SPOILS
I sit on my aluminum throne. This spruce and eucalyptus-veneer table was shipped especially from Malaysia. These teak-stained tablemats, Sri Lanka. On that ersatz cherrywood shelf (Bengal), dates from Iran, mandarins from Morocco, gala apples from Chile. This neoprene book in which I draft is from Mexico; the power cord, straight from China. The robe I wear is from Taiwan.
I am the Emperor. As I cross my kitchen (five steps) to lie on my Swedish bed, I hear the murmur of voices around my head. Such gentle hands, the servants that bear me aloft! I have every reason to trust them. But I have my spies, my plants. And now I’m told of whispered connivery: plans to poison, surprise me with a dagger, a well-timed bomb.
Poison, dagger, bomb: they have been planning it night and day, for decades. They meet via satellite, speak to each other through networks in the sky. They wear fezzes, turbans, polyester neckties. They pray to the One True God. I have never seen the One True God, although I have looked everywhere, in my closets, in my drawers, among my genitals, beneath my toenails. I am told my sin is grave. They plan infernos for every single portal of my world.
But: I am the Emperor. I sit on my plastic throne. In this nine- by eleven-foot kitchen, I am surrounded by a collection of clocks. Every day, new clocks come in the mail, direct from Pakistan, Viet Nam, Yemen, Venezuela.
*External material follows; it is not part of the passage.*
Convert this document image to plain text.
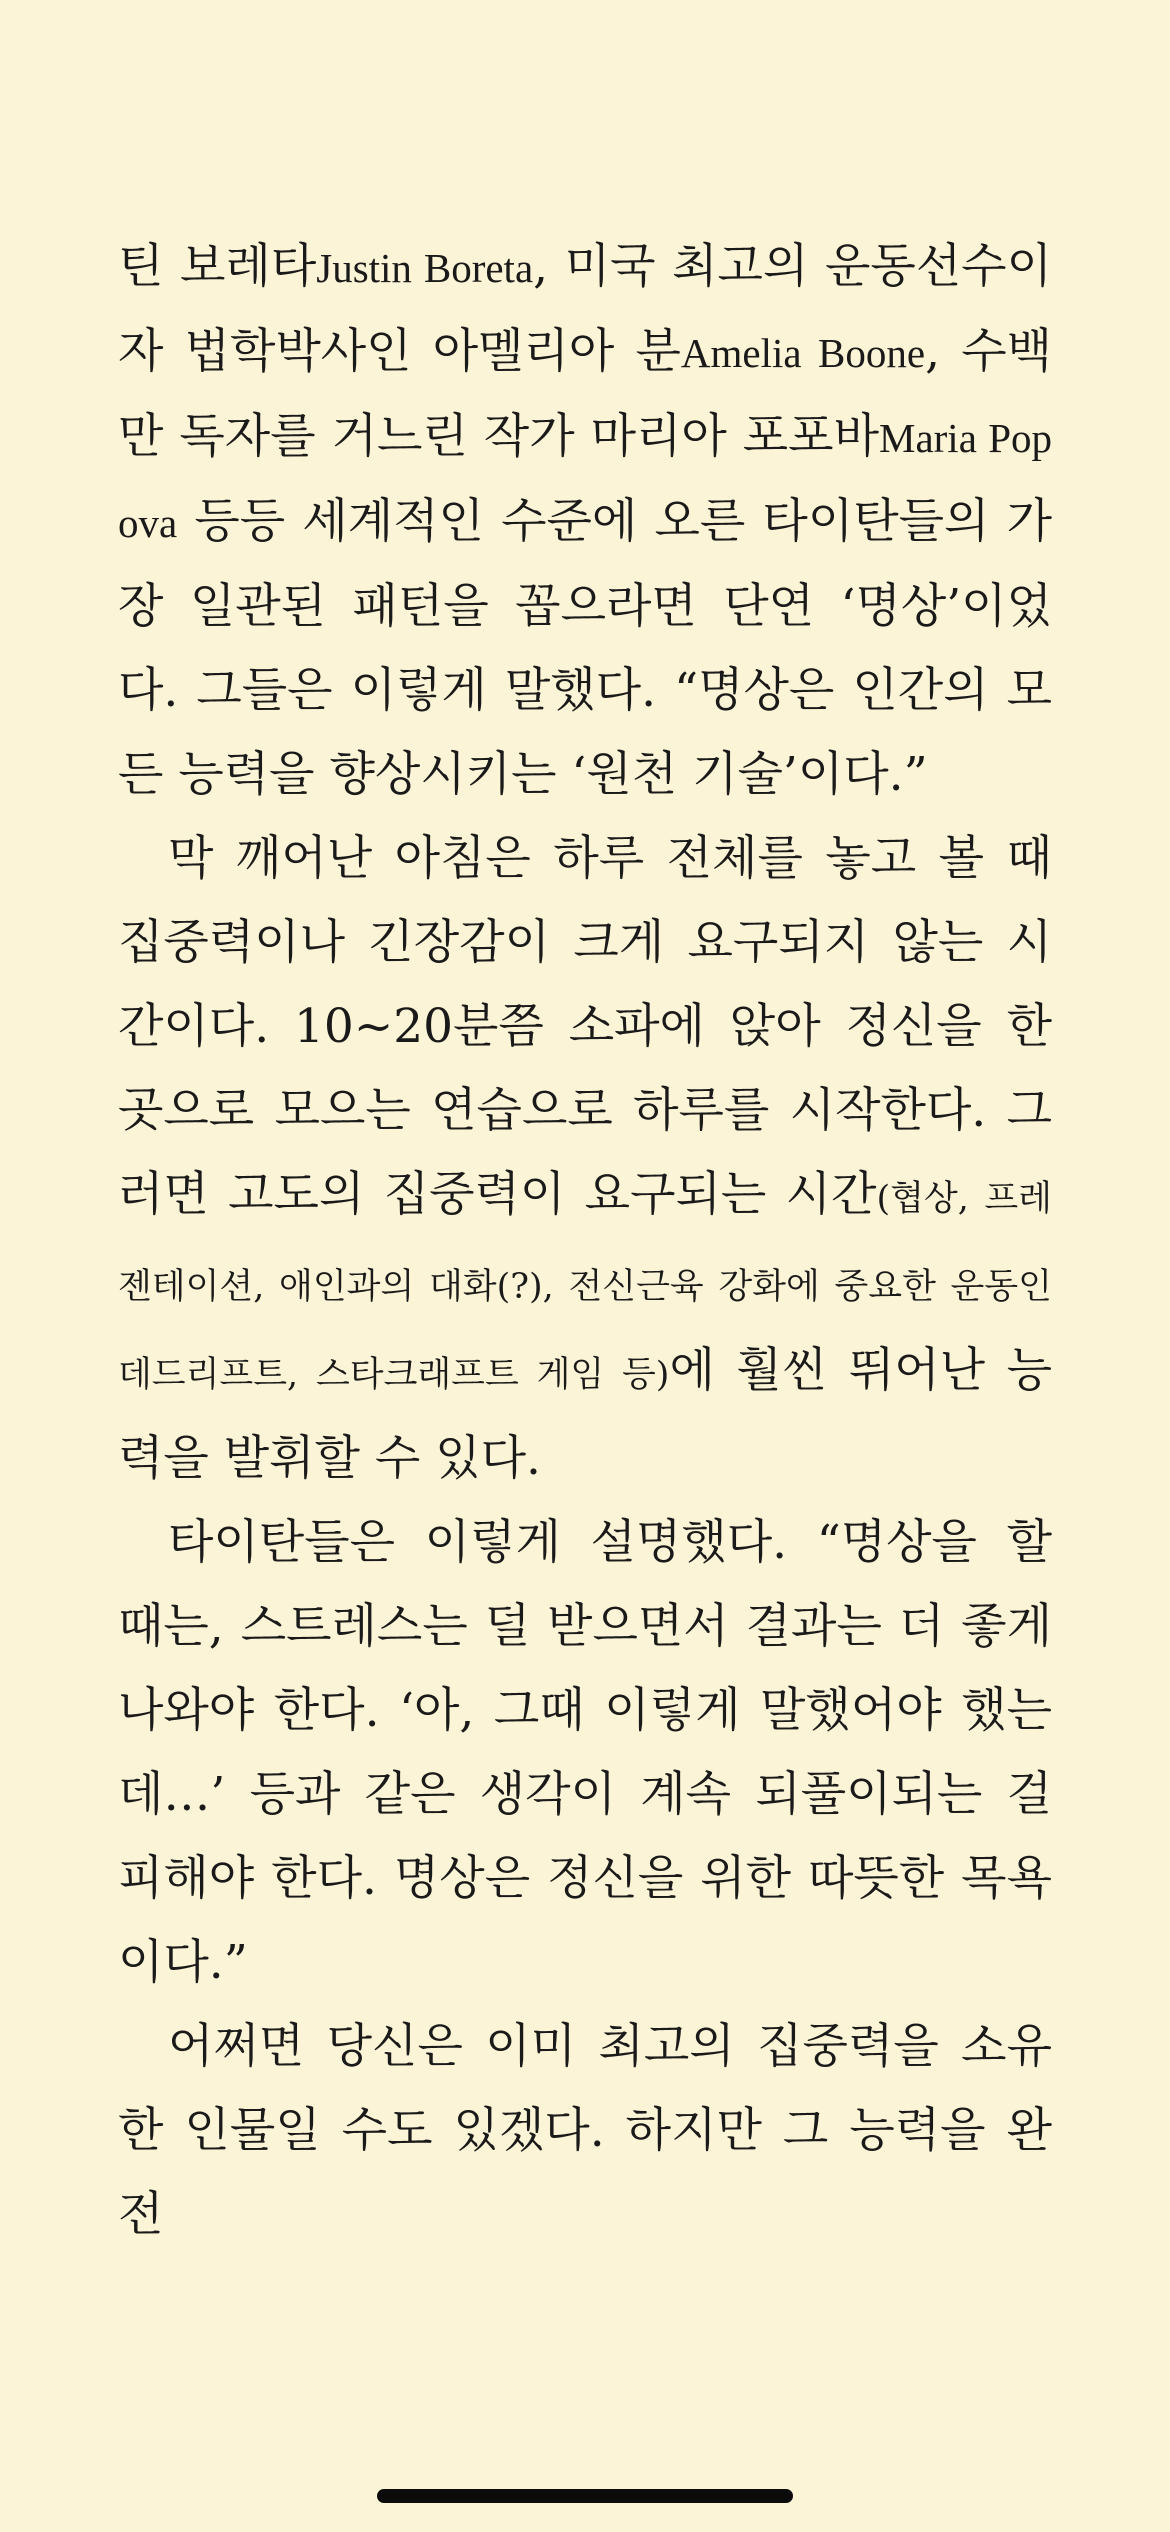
틴 보레타Justin Boreta, 미국 최고의 운동선수이자 법학박사인 아멜리아 분Amelia Boone, 수백만 독자를 거느린 작가 마리아 포포바Maria Popova 등등 세계적인 수준에 오른 타이탄들의 가장 일관된 패턴을 꼽으라면 단연 ‘명상’이었다. 그들은 이렇게 말했다. “명상은 인간의 모든 능력을 향상시키는 ‘원천 기술’이다.”

막 깨어난 아침은 하루 전체를 놓고 볼 때 집중력이나 긴장감이 크게 요구되지 않는 시간이다. 10~20분쯤 소파에 앉아 정신을 한 곳으로 모으는 연습으로 하루를 시작한다. 그러면 고도의 집중력이 요구되는 시간(협상, 프레젠테이션, 애인과의 대화(?), 전신근육 강화에 중요한 운동인 데드리프트, 스타크래프트 게임 등)에 훨씬 뛰어난 능력을 발휘할 수 있다.

타이탄들은 이렇게 설명했다. “명상을 할 때는, 스트레스는 덜 받으면서 결과는 더 좋게 나와야 한다. ‘아, 그때 이렇게 말했어야 했는데…’ 등과 같은 생각이 계속 되풀이되는 걸 피해야 한다. 명상은 정신을 위한 따뜻한 목욕이다.”

어쩌면 당신은 이미 최고의 집중력을 소유한 인물일 수도 있겠다. 하지만 그 능력을 완전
Invariably they say thirty-two seconds to … is it noon, or midnight? Invariably, I wind them back, synchronize them with the others. Clocks are crucial. Clocks are indispensable. I am the Emperor of Time: I control it from this Indonesian table, this German throne.
SLOUGH
Everything under a thin skin of dust. In the stillness it falls like snow. Beautiful, this falling. Soon I will be a part of it: accumulate on other bodies; as they move, they’ll shed my presence. We are all shedding presences of the dead. I shake a glass globe: a flaked storm whirls and settles. Shake again: multitudes in feathery whiteness. Galaxies are inhaled and exhaled with every breath.
EYES
Eyes peer in at me, in dreams, in crowds. Eyes look up from desks, around edges of partitions. Eyes bear down at me, in corridors, washrooms, department stores, subway tunnels. Electronic eyes in walls record my every movement. Camera eyes track my vehicle, issue tickets in my name. At the border, a lens records my iris; another images my voice. I pay for this: a surtax, to keep me safe. How did I, supernumerary, become so important? But in my insignificance is danger: they imagine I must seethe in fury, have live ammo strapped to me, readied to explode. And indeed, tucked within me like a dagger, I do have that fury: I too am a digital camera, recording their transgressions. Even as I type, at midnight, in this cottage in the country: scuffle, scratch: a masked face, cloaked spy at the window. Hey! I shout. Raccoon.
BEHIND THE EYELIDS
Behind the eyelids are layers of paisley, a shifting, breathing Persian carpet. Rectangles form, spread, dissolve. Rows of granules become spuming waves, meshes that sway in an ocean current. Networks of veins, patterns of leaves. Now crepuscular darkness brightens to orange, becomes sun behind fog: I grope through a room, touch a warm lampshade; slide my hand along a wall.
FISHY
The poetry editor of a magazine to which I had recently submitted sent me an e-mail asking permission not to print my poems, but to kindly let him grind them up into fish food. “In our aquarium,” he explained, “we have several exotic fish, and we are of the opinion that your poems, ground up, would make an ideal nutrient for them.” “Will you eventually publish them?” I wrote back. “No, we’re afraid your poems, however worthy they may be, do not meet our editorial needs at this time.” “Will I be able to publish them elsewhere?” was my next question. “Only,” he replied, “if the publisher agrees to print them with this credit underneath: – Originally ground up as fish food for The Barracuda Review. However,” he added, “we also think that your poems, grated, might serve as an excellent condiment for Italian food. If you agree, we’ll try them on our Fettuccini Alfredo tonight.” Reflecting on this, I realized it’s true: poems don’t have to be read to be appreciated. I accepted his offer, although not without feelings of regret and chagrin.
BLOWZE
drowsy blowzy, a great blouse of clouds. ethereal undulations, gaseous deeps. down there, in feathery canyons, my limbs melted. I am faint of oxygen. no birds: only flight. tufts, tawny sunlight. whorls, white. all circular, framed in this transparent bubble. and the serpents in my eyes, in my milky brain, hiss, writhe as their blood turns to vapour at this height. such a wonderful flying machine: scarcely audible the engine’s purr. I have only just awoken. I hurtle past in the huge luge of my craft.